RooBrew is hopping back into the market. The beer that tried to capitalize on Akron’s kangaroo fetish — more on that later, in case you forgot — ceased production at the end of 2010.
But now RooBrew owners John Myers, Gordon Schorr and Barry Rosenbaum are reintroducing the brand and have a new distributor, the House of LaRose, which also carries Anheuser-Busch InBev and Yuengling products.
To refresh your memory, RooBrew splashed into the Akron market in 2008 around the height of Roo fever. At the time, the University of Akron’s mascot Zippy, a kangaroo, was hot and Akron became “Roo Town.” RooBrew isn’t affiliated with the university, but its Litigation Lager label — say that a few times fast — features the UA school colors of navy and gold, and a kangaroo.
Long story short, it turns out RooBrew, made on contract at Thirsty Dog Brewing Co. in Akron, and its distributor didn’t see eye to eye. RooBrew disappeared for legal reasons as Myers, Schorr and Rosenbaum looked for a different company to shepherd their brand. They selected House of LaRose.
“We were impressed with the knowledge of the folks in that company,” Myers said.
Litigation Lager should be at or hitting select accounts soon in draft and bottles in the Akron area. (You can definitely find it at InfoCision Stadium where the UA football team plays.)
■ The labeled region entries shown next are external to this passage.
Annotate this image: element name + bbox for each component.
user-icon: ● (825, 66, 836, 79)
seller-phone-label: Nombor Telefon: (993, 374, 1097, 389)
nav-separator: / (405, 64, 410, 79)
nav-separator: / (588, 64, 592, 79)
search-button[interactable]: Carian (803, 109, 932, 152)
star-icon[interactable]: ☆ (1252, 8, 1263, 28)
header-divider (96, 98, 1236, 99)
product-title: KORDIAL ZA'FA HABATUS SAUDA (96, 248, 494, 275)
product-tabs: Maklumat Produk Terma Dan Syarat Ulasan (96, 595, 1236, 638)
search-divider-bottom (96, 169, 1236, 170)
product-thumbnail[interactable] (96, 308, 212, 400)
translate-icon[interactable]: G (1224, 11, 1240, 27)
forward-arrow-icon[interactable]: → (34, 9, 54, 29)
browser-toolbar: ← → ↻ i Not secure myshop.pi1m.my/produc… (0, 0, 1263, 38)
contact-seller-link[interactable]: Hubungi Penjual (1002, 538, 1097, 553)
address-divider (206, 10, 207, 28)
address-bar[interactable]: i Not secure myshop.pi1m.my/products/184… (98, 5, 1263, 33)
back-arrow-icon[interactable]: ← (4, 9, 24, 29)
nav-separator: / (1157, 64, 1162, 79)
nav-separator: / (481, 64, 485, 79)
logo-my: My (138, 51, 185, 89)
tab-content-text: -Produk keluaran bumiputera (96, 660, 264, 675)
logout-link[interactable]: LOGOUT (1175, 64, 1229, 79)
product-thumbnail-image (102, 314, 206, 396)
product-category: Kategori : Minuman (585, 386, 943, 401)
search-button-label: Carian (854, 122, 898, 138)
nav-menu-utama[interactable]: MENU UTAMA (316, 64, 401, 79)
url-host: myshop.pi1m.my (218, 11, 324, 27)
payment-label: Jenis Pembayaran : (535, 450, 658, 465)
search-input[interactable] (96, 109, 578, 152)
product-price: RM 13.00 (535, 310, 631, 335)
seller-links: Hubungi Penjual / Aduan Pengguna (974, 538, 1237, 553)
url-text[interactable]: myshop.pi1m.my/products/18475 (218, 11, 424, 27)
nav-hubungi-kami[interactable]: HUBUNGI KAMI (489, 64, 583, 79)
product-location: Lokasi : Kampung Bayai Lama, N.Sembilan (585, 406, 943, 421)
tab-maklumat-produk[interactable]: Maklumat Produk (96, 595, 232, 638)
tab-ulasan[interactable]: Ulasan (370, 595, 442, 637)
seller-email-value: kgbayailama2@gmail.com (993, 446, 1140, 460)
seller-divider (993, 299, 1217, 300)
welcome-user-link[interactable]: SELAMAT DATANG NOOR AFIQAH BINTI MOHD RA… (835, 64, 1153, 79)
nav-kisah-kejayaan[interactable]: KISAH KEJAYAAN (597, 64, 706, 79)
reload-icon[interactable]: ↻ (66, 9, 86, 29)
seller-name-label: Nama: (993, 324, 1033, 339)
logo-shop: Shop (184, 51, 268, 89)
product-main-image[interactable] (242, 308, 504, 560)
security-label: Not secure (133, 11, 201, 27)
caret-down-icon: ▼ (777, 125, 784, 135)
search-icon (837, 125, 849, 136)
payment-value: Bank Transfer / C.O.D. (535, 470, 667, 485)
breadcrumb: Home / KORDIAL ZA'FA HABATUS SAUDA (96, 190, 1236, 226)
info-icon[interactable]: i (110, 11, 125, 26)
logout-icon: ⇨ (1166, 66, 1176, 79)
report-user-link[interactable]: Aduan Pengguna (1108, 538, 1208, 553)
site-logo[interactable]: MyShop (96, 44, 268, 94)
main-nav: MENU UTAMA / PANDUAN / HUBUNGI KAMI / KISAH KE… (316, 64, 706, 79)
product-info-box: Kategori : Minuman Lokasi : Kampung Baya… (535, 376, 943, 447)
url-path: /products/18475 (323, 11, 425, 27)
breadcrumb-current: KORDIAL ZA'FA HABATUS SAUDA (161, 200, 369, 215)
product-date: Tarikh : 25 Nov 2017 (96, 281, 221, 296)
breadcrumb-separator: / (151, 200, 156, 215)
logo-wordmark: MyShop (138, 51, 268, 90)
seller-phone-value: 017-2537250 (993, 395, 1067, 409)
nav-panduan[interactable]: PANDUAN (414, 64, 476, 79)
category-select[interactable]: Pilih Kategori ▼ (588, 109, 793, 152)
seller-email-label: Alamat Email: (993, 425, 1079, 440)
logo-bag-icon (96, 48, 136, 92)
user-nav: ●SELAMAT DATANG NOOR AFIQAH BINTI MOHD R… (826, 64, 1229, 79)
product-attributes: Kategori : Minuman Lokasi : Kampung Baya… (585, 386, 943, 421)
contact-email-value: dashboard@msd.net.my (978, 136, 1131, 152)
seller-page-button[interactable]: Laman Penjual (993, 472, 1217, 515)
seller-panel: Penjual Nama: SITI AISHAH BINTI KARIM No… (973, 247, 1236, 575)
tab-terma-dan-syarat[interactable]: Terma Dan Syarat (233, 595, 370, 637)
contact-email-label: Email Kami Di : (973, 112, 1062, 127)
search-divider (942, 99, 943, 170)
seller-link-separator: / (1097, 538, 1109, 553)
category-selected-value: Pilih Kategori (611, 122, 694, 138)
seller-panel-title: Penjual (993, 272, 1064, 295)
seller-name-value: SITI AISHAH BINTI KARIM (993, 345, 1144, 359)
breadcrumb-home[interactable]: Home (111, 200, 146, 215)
RooBrew also plans to branch out with seasonal beers in hopes of building its name recognition among craft beer drinkers. A maple syrup brown ale is scheduled to be released next month and it’s working with Thirsty Dog on a Christmas ale, which will be available on draft only. The goal is to build the RooBrew brand locally before trying to expand to other areas, Myers said.